Les autorités françaises ont ordonné ce vendredi 3 octobre que le navire "Pushpa", battant pavillon du Bénin, et confirmé comme appartenant à la "flotte fantôme" russe, poursuive sa voie navigable vers l'Inde. Pourquoi un tel revirement de la France après une toile de suspicions, de tendance à ternir le blason du Bénin ?
Le navire pétrolier "Pushpa" arraisonné samedi dernier dans les eaux françaises est désormais libre de ses mouvements.
Ces deux membres d'équipage (le commandant et son second), placés en garde à vue également sont libres.
Le parquet de Brest qui a ouvert une enquête : «Pour les chefs d’absence de justification de la nationalité du navire/pavillon et refus d’obtempérer.», ainsi que pour d’autres délits liés à la navigation maritime, n'ont rien trouvé de concret. Le navire pétrolier Pushpa après les accusations mensongères de la France est donc sans reproches.
DANS LA SERIE DE FAUSSES ACCUSATIONS...
Avant ce dénouement, dès que ce navire a été arraisonné, un déchaînement d'accusations a déferlé contre le navire béninois, et ce dans une immensité d'insistances nocives contre le Benin.

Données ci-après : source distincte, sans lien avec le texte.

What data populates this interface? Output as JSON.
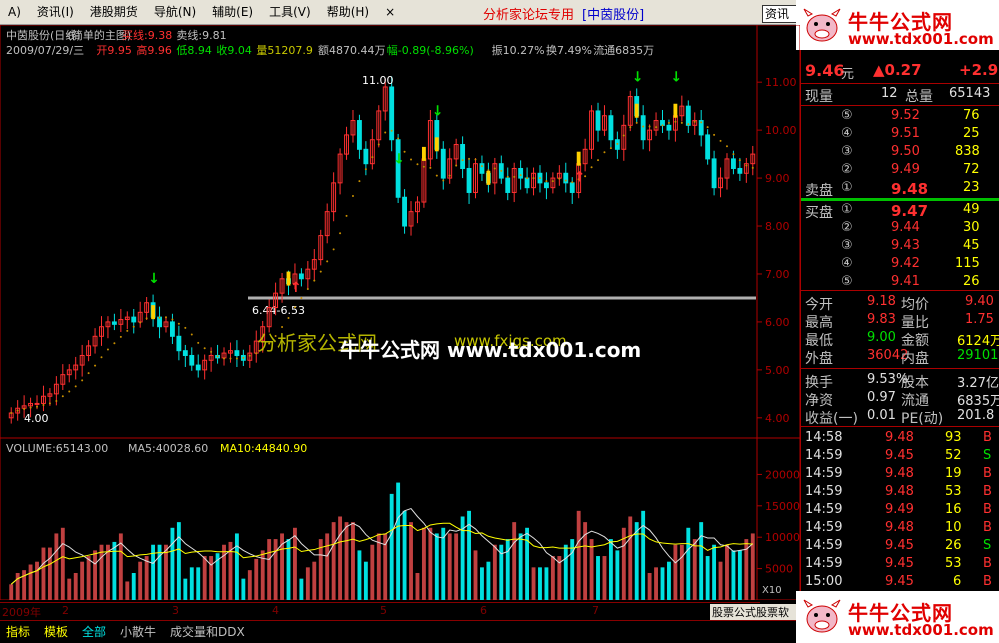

D'abord, la France a laissé croire que ce navire béninois a été un soutien possible à des activités illégales ou dangereuses liées à la récente affaire des drones.
Pour la France, ce navire aurait servi de plateforme de lancement de drones lors d’événements récents au Danemark.
Mieux, le même pétrolier aurait permis le survol par drones ayant perturbé le trafic aérien et entraîné la fermeture temporaire d’aéroports toujours au Danemark.
Ensuite, pour la France, ce navire utilise un pavillon de complaisance, au profit de structures opaques. En clair, ce navire appartient à la flotte fantôme russe. D'où ces changements fréquents d’identité, dans le but d’échapper aux contrôles et sanctions.
Dans la même logique, il a été abondamment relayé que ce navire béninois était déjà sous sanctions de la part de l’Union européenne et du Royaume-Uni, pour son rôle supposé dans les opérations visant à contourner les sanctions imposées à la Russie.
Il a été également reproché à ce navire de manquer de justification de nationalité/pavillon, car il n'a pas su prouver de façon satisfaisante qu’il est bien enregistré sous le pavillon du Bénin.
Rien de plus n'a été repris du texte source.